I felt my prejudice go away. “How can this food suit you in a cold winter in New York? If you eat a product from a different climate zone, what should your body do with it? Your body is here in cold New York. And mangoes are made to cool people’s bodies in tropical climates.” I got hooked. Acne, mango, fuel overrun, she beat me. I decided to give her a chance, and after a week of following her recommendations, the condition of my skin – acne haunted me for many years – improved significantly. It was magic.

But this is the real superhero diet. And I don’t expect everyone to become superheroes overnight. The recommendations included simple advice: add whole grains to every meal. I made miso soup almost every day and ate vegetables all the time. I made sure all my food was seasonal and local, buying apples instead of pineapples. I said goodbye white sugar and all sweeteners. I stopped eating white flour baked goods, store-bought prepared foods, and of course I still didn’t eat meat or dairy products.

A few adjustments and everything has completely changed.

Although I felt good as a vegan, after switching to macrobiotics, I had even more energy. At the same time, I became very calm and peaceful inside. It became easy for me to concentrate, my thinking became very clear.

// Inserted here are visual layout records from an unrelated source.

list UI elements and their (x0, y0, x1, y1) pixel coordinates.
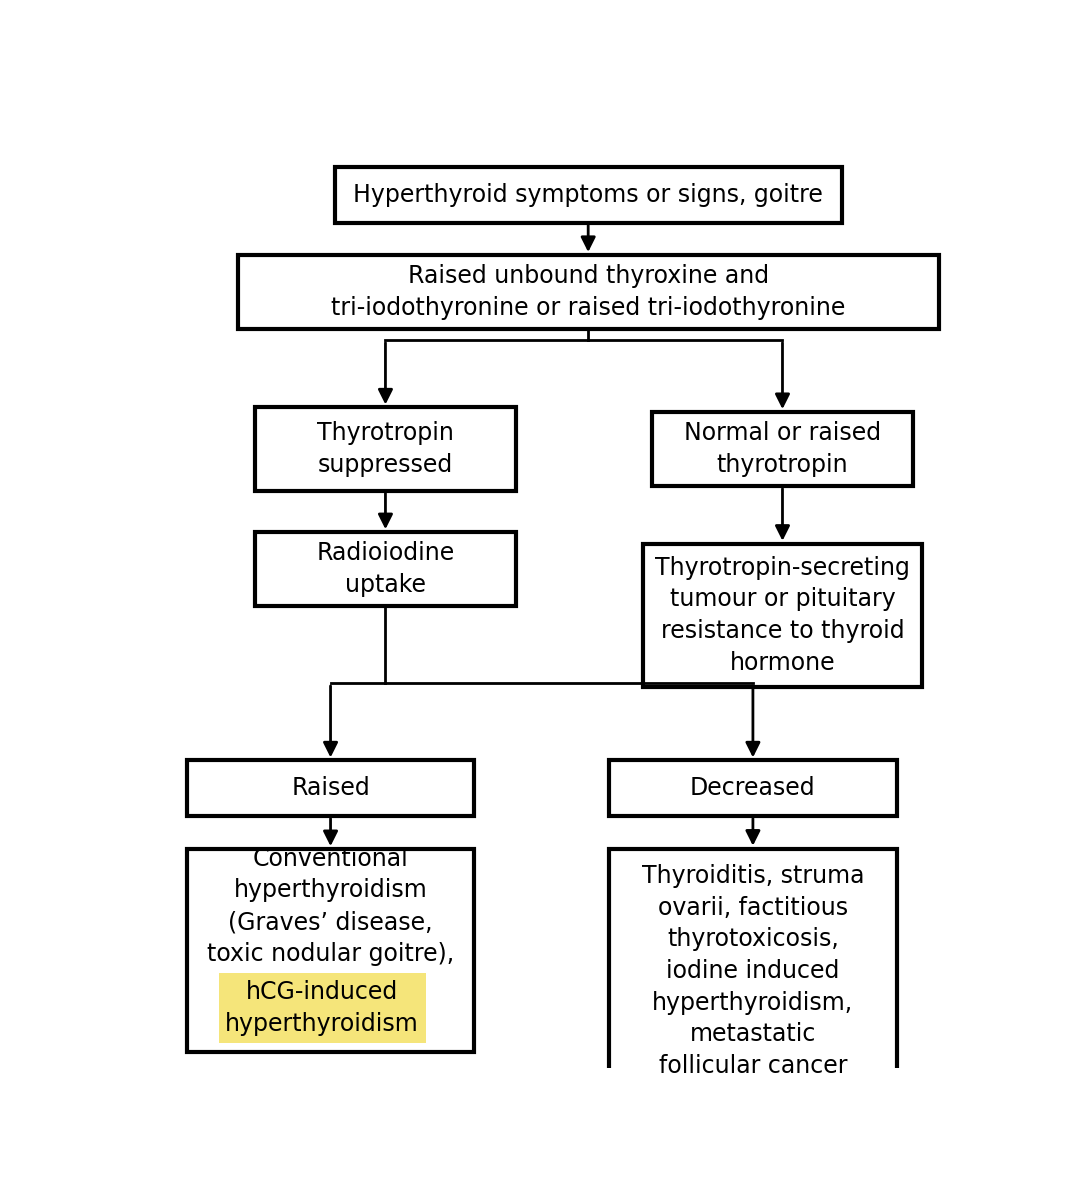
FancyBboxPatch shape (255, 532, 517, 606)
Text: Raised unbound thyroxine and
tri-iodothyronine or raised tri-iodothyronine: Raised unbound thyroxine and tri-iodothy… (331, 264, 846, 319)
Text: Conventional
hyperthyroidism
(Graves’ disease,
toxic nodular goitre),: Conventional hyperthyroidism (Graves’ di… (207, 847, 455, 966)
FancyBboxPatch shape (609, 848, 896, 1093)
FancyBboxPatch shape (187, 850, 474, 1052)
FancyBboxPatch shape (609, 761, 896, 816)
Text: Thyroiditis, struma
ovarii, factitious
thyrotoxicosis,
iodine induced
hyperthyro: Thyroiditis, struma ovarii, factitious t… (642, 864, 864, 1078)
Text: Thyrotropin
suppressed: Thyrotropin suppressed (317, 421, 453, 476)
Text: hCG-induced
hyperthyroidism: hCG-induced hyperthyroidism (226, 980, 419, 1036)
Text: Hyperthyroid symptoms or signs, goitre: Hyperthyroid symptoms or signs, goitre (353, 182, 823, 206)
FancyBboxPatch shape (255, 407, 517, 491)
Text: Thyrotropin-secreting
tumour or pituitary
resistance to thyroid
hormone: Thyrotropin-secreting tumour or pituitar… (655, 556, 910, 674)
FancyBboxPatch shape (643, 544, 922, 686)
Text: Normal or raised
thyrotropin: Normal or raised thyrotropin (683, 421, 881, 476)
Text: Radioiodine
uptake: Radioiodine uptake (316, 541, 455, 596)
Text: Raised: Raised (291, 776, 370, 800)
FancyBboxPatch shape (238, 254, 938, 329)
FancyBboxPatch shape (652, 412, 913, 486)
FancyBboxPatch shape (335, 167, 841, 222)
FancyBboxPatch shape (187, 761, 474, 816)
FancyBboxPatch shape (219, 973, 425, 1043)
Text: Decreased: Decreased (690, 776, 815, 800)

When I became a vegan, I noticeably lost weight, but only macrobiotics helped to remove the remaining extra pounds and brought me into perfect shape without any additional effort.

After some time, I became more sensitive. I began to better understand the essence of things and hear intuition. Before, when they said, “Listen to your body,” I had no idea what they meant. “What is my body saying? But who knows, it just exists! But then I realized: my body is really trying to tell me something all the time, once I erased all the barriers and heard it.

I live more in harmony with nature and the seasons. I live in harmony with myself. Instead of relying on the people around me to guide me where to go, I go my own way. And now I feel – from the inside – what step to take next.

From Alicia Silverstone’s The KindDiet, translated by Anna Kuznetsova.

PS Alicia spoke about her transition to macrobiotics in a very accessible way – about this nutrition system itself in her book “The Kind Diet”, the book contains many interesting recipes. After the birth of the child, Alicia released another book – “The Kind Mama”, in which she shares her experience of pregnancy and raising a vegan child. Unfortunately, these books have not been translated into Russian at the present time.